The KRG could not cope without help from private sources. That is why Healing Tree International and has connected with other ministries to establish the Iraq Refugee Fund. This partnership has already produced several relief missions to Kurdistan providing help in particular to the Yezidi refugees who before now have had very little exposure to the message of salvation, healing, and restoration in Christ Jesus. That is changing as the Iraq Refugee Fund joins with pastors in Kurdistan to meet needs on multiple levels. Over the past year they have sent medical teams to provide treatment and supplies, as well as counselors and ministers to deal with the refugees’ spiritual and emotional wounds. Now they are working toward acquiring a permanent facility in Iraqi Kurdistan that will help focus the relief efforts of the local and international church.
As Abby noted, children need a safe and secure hope, which is what her ministry and their partners bring them in Messiah. She will be taking a team back to Iraq at the end of March to minister directly to the girls who have been held as sex slaves. These girls need so much, beginning with a restoration of the honor they have lost through no fault of their own. There is yet time to donate in support of this trip; those so led may go to the HTI donations page (please click here) and give either to the “Living Hope Alliance – Yezidi Refugee Camp”, or to the “Church of Kurdistan”.

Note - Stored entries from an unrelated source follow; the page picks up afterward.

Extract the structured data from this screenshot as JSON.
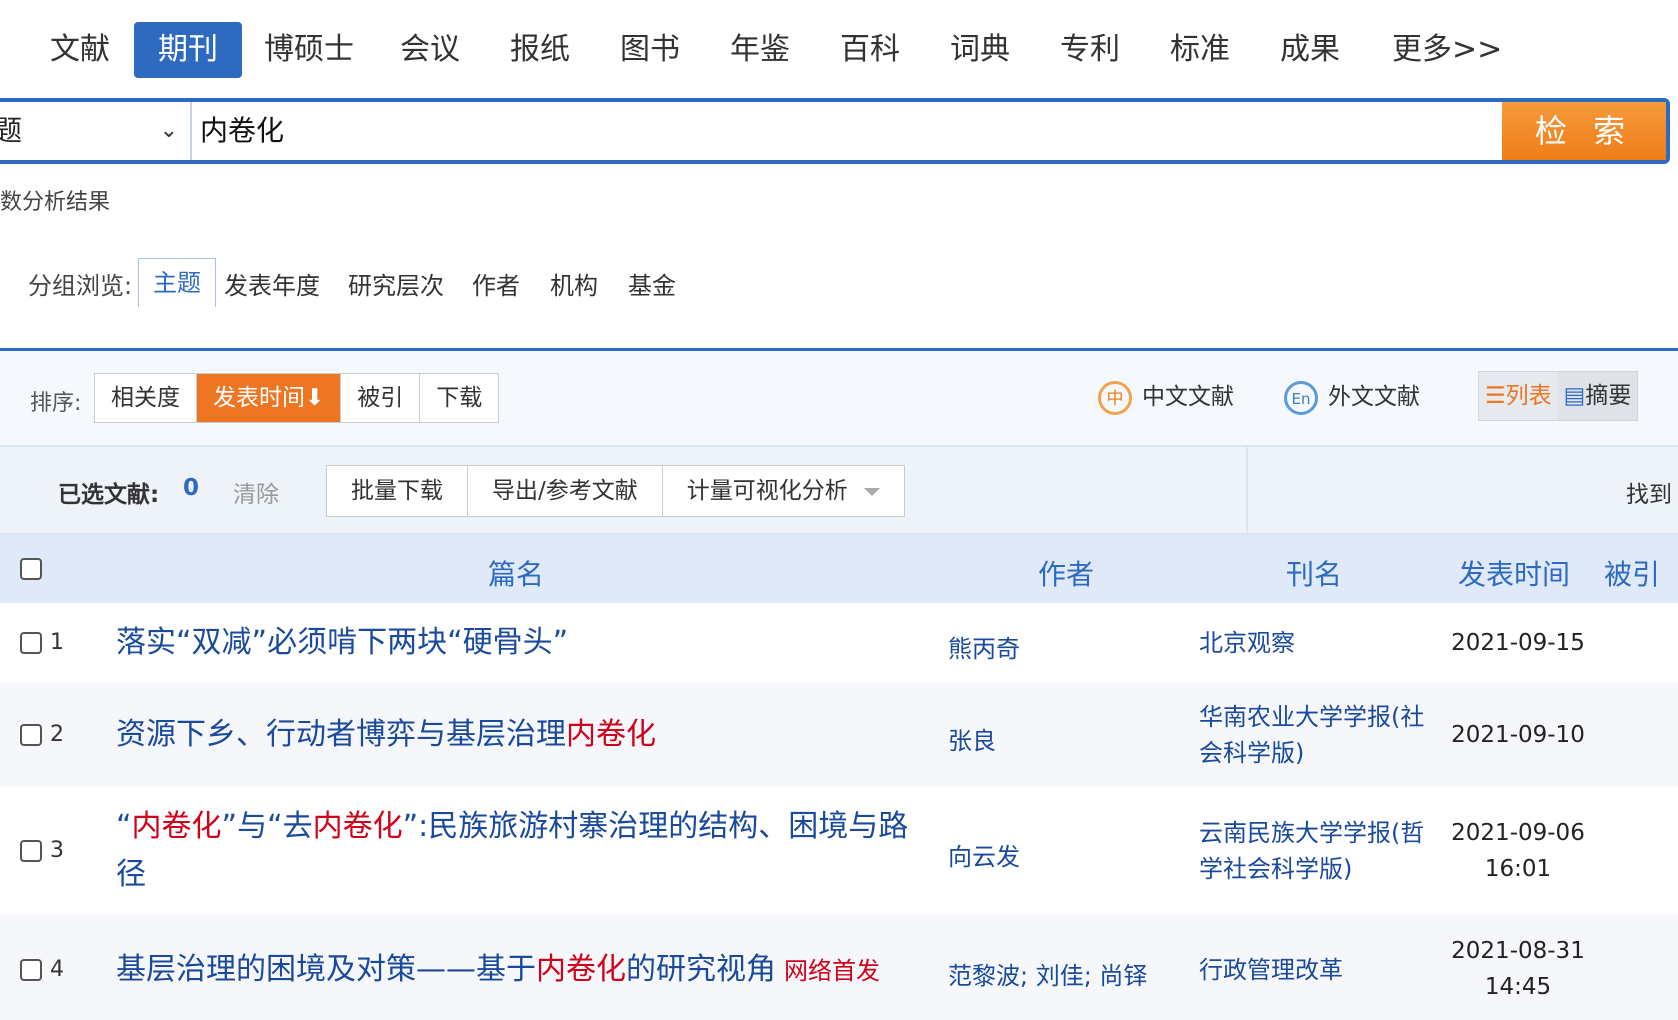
{
  "tabs": [
    "文献",
    "期刊",
    "博硕士",
    "会议",
    "报纸",
    "图书",
    "年鉴",
    "百科",
    "词典",
    "专利",
    "标准",
    "成果",
    "更多>>"
  ],
  "search": {
    "field_value": "题",
    "query": "内卷化",
    "button": "检 索"
  },
  "analysis_link": "数分析结果",
  "group": {
    "label": "分组浏览:",
    "items": [
      "主题",
      "发表年度",
      "研究层次",
      "作者",
      "机构",
      "基金"
    ]
  },
  "sort": {
    "label": "排序:",
    "options": [
      "相关度",
      "发表时间",
      "被引",
      "下载"
    ],
    "active_arrow": "⬇"
  },
  "lang": {
    "cn_icon_text": "中",
    "cn_label": "中文文献",
    "en_icon_text": "En",
    "en_label": "外文文献"
  },
  "view": {
    "list_label": "列表",
    "abstract_label": "摘要"
  },
  "selection": {
    "label": "已选文献:",
    "count": "0",
    "clear": "清除",
    "ops": [
      "批量下载",
      "导出/参考文献",
      "计量可视化分析"
    ],
    "found": "找到"
  },
  "columns": {
    "title": "篇名",
    "author": "作者",
    "journal": "刊名",
    "date": "发表时间",
    "cited": "被引"
  },
  "rows": [
    {
      "num": "1",
      "title_parts": [
        "落实“双减”必须啃下两块“硬骨头”"
      ],
      "author": "熊丙奇",
      "journal": "北京观察",
      "date_line1": "2021-09-15",
      "date_line2": ""
    },
    {
      "num": "2",
      "title_parts": [
        "资源下乡、行动者博弈与基层治理",
        "内卷化"
      ],
      "author": "张良",
      "journal": "华南农业大学学报(社会科学版)",
      "date_line1": "2021-09-10",
      "date_line2": ""
    },
    {
      "num": "3",
      "title_parts": [
        "“",
        "内卷化",
        "”与“去",
        "内卷化",
        "”:民族旅游村寨治理的结构、困境与路径"
      ],
      "author": "向云发",
      "journal": "云南民族大学学报(哲学社会科学版)",
      "date_line1": "2021-09-06",
      "date_line2": "16:01"
    },
    {
      "num": "4",
      "title_parts": [
        "基层治理的困境及对策——基于",
        "内卷化",
        "的研究视角"
      ],
      "tag": "网络首发",
      "author": "范黎波; 刘佳; 尚铎",
      "journal": "行政管理改革",
      "date_line1": "2021-08-31",
      "date_line2": "14:45"
    }
  ],
  "colors": {
    "accent_blue": "#2f6ac1",
    "accent_orange": "#ee7522",
    "highlight_red": "#d0021b"
  }
}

This relief effort in Kurdistan is but one of an innumerable list of causes in the Kingdom of our Messiah. I myself have seen the very real needs of suffering human beings in Iraq, Mexico, the Philippines, and many other places, including the great cities of the United States. Providing help and hope to those in need is something that cuts across denominational lines. Christians of every tradition, Messianic and Hebrew Roots believers, and Jews all have a call to ease suffering and bring not only physical and emotional help, but eternal spiritual help as well. Those of us with a testimony of eternal hope in Messiah Yeshua should be the first in line, and should be ready to join with anyone holding the same testimony, regardless of our doctrinal differences. In the end, when our King calls us to account, He will be less impressed with our theological correctness than with our willingness to reach out with the resources He has given to help those in need. Whether it is Yezidi, Christian, and Muslim refugees in Iraq, or the poor and grieving in our own neighborhoods, let us do what we can as the Holy Spirit leads to make things better for others, both in this life and in the world to come.